Published:February 20, 2015DOI:https://doi.org/10.1016/j.ijrobp.2015.02.031

      Objectives

      Mastectomy rates for breast cancer have increased, with a parallel increase in immediate reconstruction. For some women, tissue expander and implant (TE/I) reconstruction is the preferred or sole option. This retrospective study examined the rate of TE/I reconstruction failure (ie, removal of the TE or I with the inability to replace it resulting in no final reconstruction or autologous tissue reconstruction) in patients receiving postmastectomy radiation therapy (PMRT).

      Methods and Materials

      Between 2004 and 2012, 99 women had skin-sparing mastectomies (SSM) or total nipple/areolar skin-sparing mastectomies (TSSM) with immediate TE/I reconstruction and PMRT for pathologic stage II to III breast cancer. Ninety-seven percent had chemotherapy (doxorubicin and taxane-based), 22% underwent targeted therapies, and 78% had endocrine therapy. Radiation consisted of 5000 cGy given in 180 to 200 cGy to the reconstructed breast with or without treatment to the supraclavicular nodes.
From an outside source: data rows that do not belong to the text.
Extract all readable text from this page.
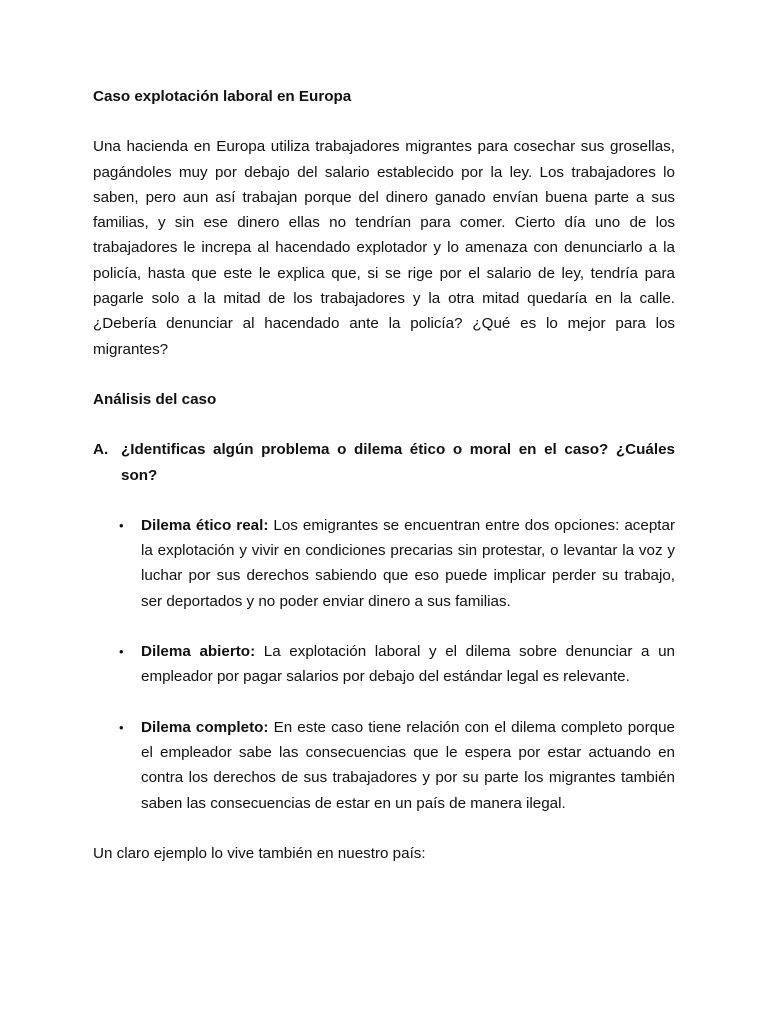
Caso explotación laboral en Europa
Una hacienda en Europa utiliza trabajadores migrantes para cosechar sus grosellas, pagándoles muy por debajo del salario establecido por la ley. Los trabajadores lo saben, pero aun así trabajan porque del dinero ganado envían buena parte a sus familias, y sin ese dinero ellas no tendrían para comer. Cierto día uno de los trabajadores le increpa al hacendado explotador y lo amenaza con denunciarlo a la policía, hasta que este le explica que, si se rige por el salario de ley, tendría para pagarle solo a la mitad de los trabajadores y la otra mitad quedaría en la calle. ¿Debería denunciar al hacendado ante la policía? ¿Qué es lo mejor para los migrantes?
Análisis del caso
A. ¿Identificas algún problema o dilema ético o moral en el caso? ¿Cuáles son?
• Dilema ético real: Los emigrantes se encuentran entre dos opciones: aceptar la explotación y vivir en condiciones precarias sin protestar, o levantar la voz y luchar por sus derechos sabiendo que eso puede implicar perder su trabajo, ser deportados y no poder enviar dinero a sus familias.
• Dilema abierto: La explotación laboral y el dilema sobre denunciar a un empleador por pagar salarios por debajo del estándar legal es relevante.
• Dilema completo: En este caso tiene relación con el dilema completo porque el empleador sabe las consecuencias que le espera por estar actuando en contra los derechos de sus trabajadores y por su parte los migrantes también saben las consecuencias de estar en un país de manera ilegal.
Un claro ejemplo lo vive también en nuestro país:
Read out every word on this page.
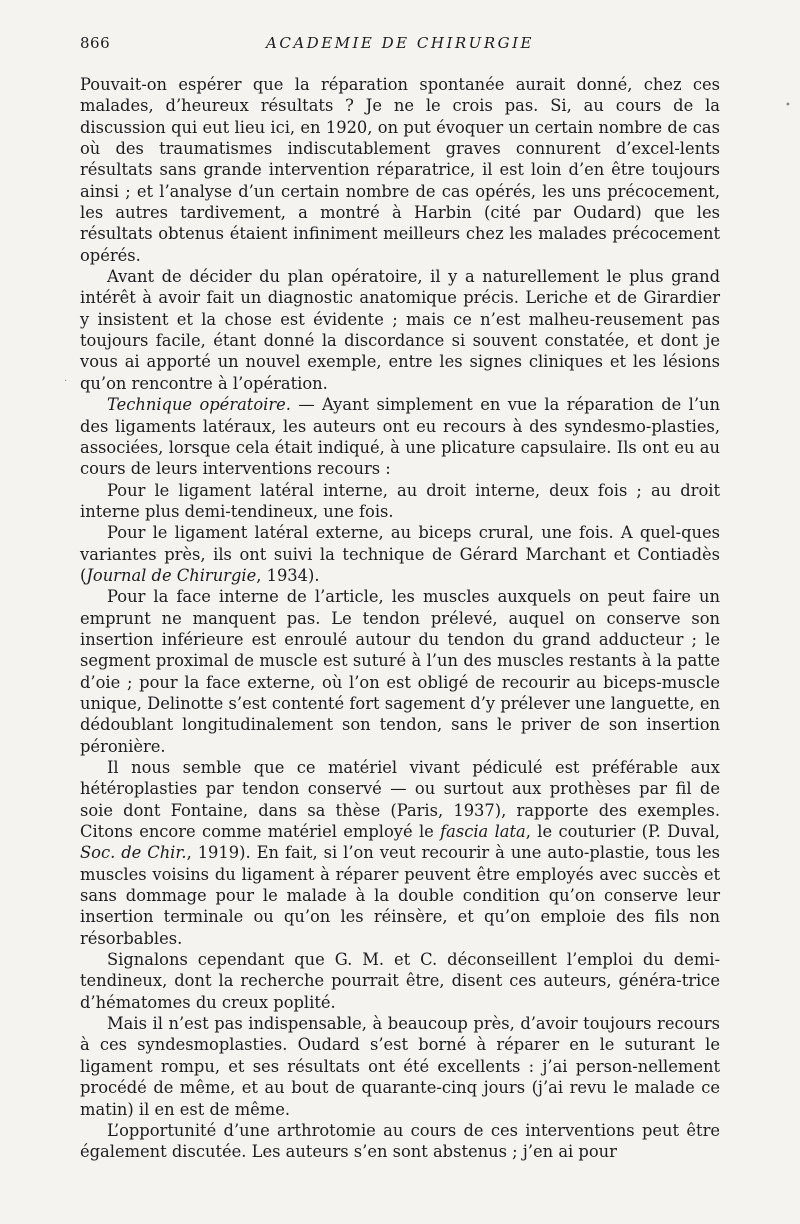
866	ACADEMIE DE CHIRURGIE

Pouvait-on espérer que la réparation spontanée aurait donné, chez ces malades, d’heureux résultats ? Je ne le crois pas. Si, au cours de la discussion qui eut lieu ici, en 1920, on put évoquer un certain nombre de cas où des traumatismes indiscutablement graves connurent d’excel-lents résultats sans grande intervention réparatrice, il est loin d’en être toujours ainsi ; et l’analyse d’un certain nombre de cas opérés, les uns précocement, les autres tardivement, a montré à Harbin (cité par Oudard) que les résultats obtenus étaient infiniment meilleurs chez les malades précocement opérés.

Avant de décider du plan opératoire, il y a naturellement le plus grand intérêt à avoir fait un diagnostic anatomique précis. Leriche et de Girardier y insistent et la chose est évidente ; mais ce n’est malheu-reusement pas toujours facile, étant donné la discordance si souvent constatée, et dont je vous ai apporté un nouvel exemple, entre les signes cliniques et les lésions qu’on rencontre à l’opération.

Technique opératoire. — Ayant simplement en vue la réparation de l’un des ligaments latéraux, les auteurs ont eu recours à des syndesmo-plasties, associées, lorsque cela était indiqué, à une plicature capsulaire. Ils ont eu au cours de leurs interventions recours :

Pour le ligament latéral interne, au droit interne, deux fois ; au droit interne plus demi-tendineux, une fois.

Pour le ligament latéral externe, au biceps crural, une fois. A quel-ques variantes près, ils ont suivi la technique de Gérard Marchant et Contiadès (Journal de Chirurgie, 1934).

Pour la face interne de l’article, les muscles auxquels on peut faire un emprunt ne manquent pas. Le tendon prélevé, auquel on conserve son insertion inférieure est enroulé autour du tendon du grand adducteur ; le segment proximal de muscle est suturé à l’un des muscles restants à la patte d’oie ; pour la face externe, où l’on est obligé de recourir au biceps-muscle unique, Delinotte s’est contenté fort sagement d’y prélever une languette, en dédoublant longitudinalement son tendon, sans le priver de son insertion péronière.

Il nous semble que ce matériel vivant pédiculé est préférable aux hétéroplasties par tendon conservé — ou surtout aux prothèses par fil de soie dont Fontaine, dans sa thèse (Paris, 1937), rapporte des exemples. Citons encore comme matériel employé le fascia lata, le couturier (P. Duval, Soc. de Chir., 1919). En fait, si l’on veut recourir à une auto-plastie, tous les muscles voisins du ligament à réparer peuvent être employés avec succès et sans dommage pour le malade à la double condition qu’on conserve leur insertion terminale ou qu’on les réinsère, et qu’on emploie des fils non résorbables.

Signalons cependant que G. M. et C. déconseillent l’emploi du demi-tendineux, dont la recherche pourrait être, disent ces auteurs, généra-trice d’hématomes du creux poplité.

Mais il n’est pas indispensable, à beaucoup près, d’avoir toujours recours à ces syndesmoplasties. Oudard s’est borné à réparer en le suturant le ligament rompu, et ses résultats ont été excellents : j’ai person-nellement procédé de même, et au bout de quarante-cinq jours (j’ai revu le malade ce matin) il en est de même.

L’opportunité d’une arthrotomie au cours de ces interventions peut être également discutée. Les auteurs s’en sont abstenus ; j’en ai pour

•
·
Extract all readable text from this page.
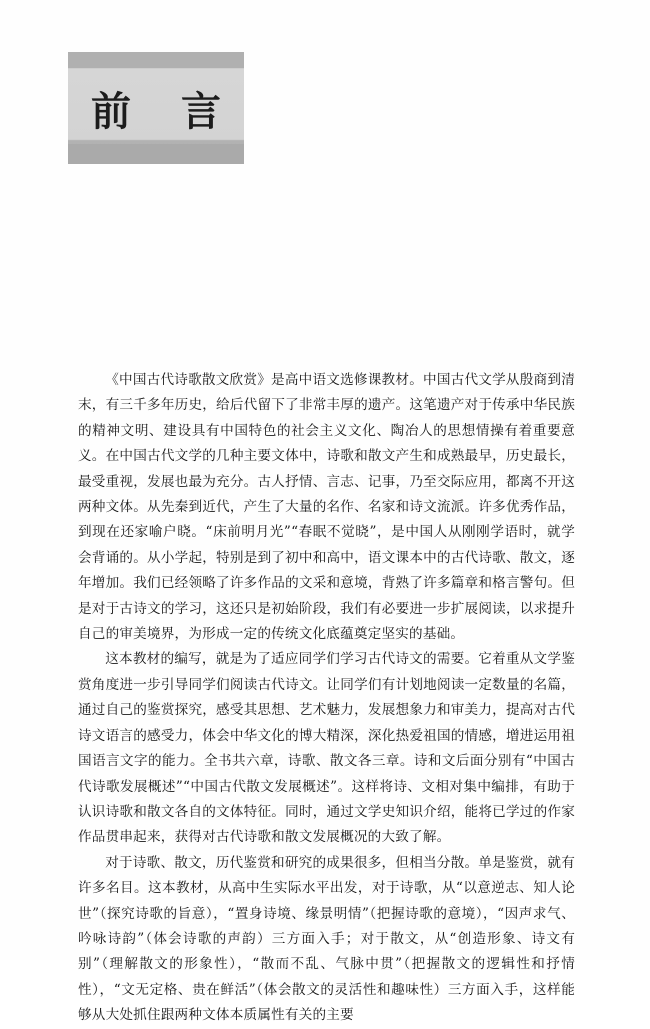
前 言

《中国古代诗歌散文欣赏》是高中语文选修课教材。中国古代文学从殷商到清末，有三千多年历史，给后代留下了非常丰厚的遗产。这笔遗产对于传承中华民族的精神文明、建设具有中国特色的社会主义文化、陶冶人的思想情操有着重要意义。在中国古代文学的几种主要文体中，诗歌和散文产生和成熟最早，历史最长，最受重视，发展也最为充分。古人抒情、言志、记事，乃至交际应用，都离不开这两种文体。从先秦到近代，产生了大量的名作、名家和诗文流派。许多优秀作品，到现在还家喻户晓。“床前明月光”“春眠不觉晓”，是中国人从刚刚学语时，就学会背诵的。从小学起，特别是到了初中和高中，语文课本中的古代诗歌、散文，逐年增加。我们已经领略了许多作品的文采和意境，背熟了许多篇章和格言警句。但是对于古诗文的学习，这还只是初始阶段，我们有必要进一步扩展阅读，以求提升自己的审美境界，为形成一定的传统文化底蕴奠定坚实的基础。

这本教材的编写，就是为了适应同学们学习古代诗文的需要。它着重从文学鉴赏角度进一步引导同学们阅读古代诗文。让同学们有计划地阅读一定数量的名篇，通过自己的鉴赏探究，感受其思想、艺术魅力，发展想象力和审美力，提高对古代诗文语言的感受力，体会中华文化的博大精深，深化热爱祖国的情感，增进运用祖国语言文字的能力。全书共六章，诗歌、散文各三章。诗和文后面分别有“中国古代诗歌发展概述”“中国古代散文发展概述”。这样将诗、文相对集中编排，有助于认识诗歌和散文各自的文体特征。同时，通过文学史知识介绍，能将已学过的作家作品贯串起来，获得对古代诗歌和散文发展概况的大致了解。

对于诗歌、散文，历代鉴赏和研究的成果很多，但相当分散。单是鉴赏，就有许多名目。这本教材，从高中生实际水平出发，对于诗歌，从“以意逆志、知人论世”（探究诗歌的旨意），“置身诗境、缘景明情”（把握诗歌的意境），“因声求气、吟咏诗韵”（体会诗歌的声韵）三方面入手；对于散文，从“创造形象、诗文有别”（理解散文的形象性），“散而不乱、气脉中贯”（把握散文的逻辑性和抒情性），“文无定格、贵在鲜活”（体会散文的灵活性和趣味性）三方面入手，这样能够从大处抓住跟两种文体本质属性有关的主要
Median follow-up was 3.8 years.

      Results

      Total TE/I failure was 18% (12% without final reconstruction, 6% converted to autologous reconstruction). In univariate analysis, the strongest predictor of reconstruction failure (RF) was absence of total TE/I coverage (acellular dermal matrix and/or serratus muscle) at the time of radiation. RF occurred in 32.5% of patients without total coverage compared to 9% with coverage (P=.0069). For women with total coverage, the location of the mastectomy scar in the inframammary fold region was associated with higher RF (19% vs 0%, P=.0189). In multivariate analysis, weight was a significant factor for RF, with lower weight associated with a higher RF. Weight appeared to be a surrogate for the interaction of total coverage, thin skin flaps, interval to exchange, and location of the mastectomy scar.

      Conclusions

      RFs in patients receiving PMRT were lowered with total TE/I coverage at the time of radiation by avoiding inframammary fold incisions and with a preferred interval of 6 months to exchange.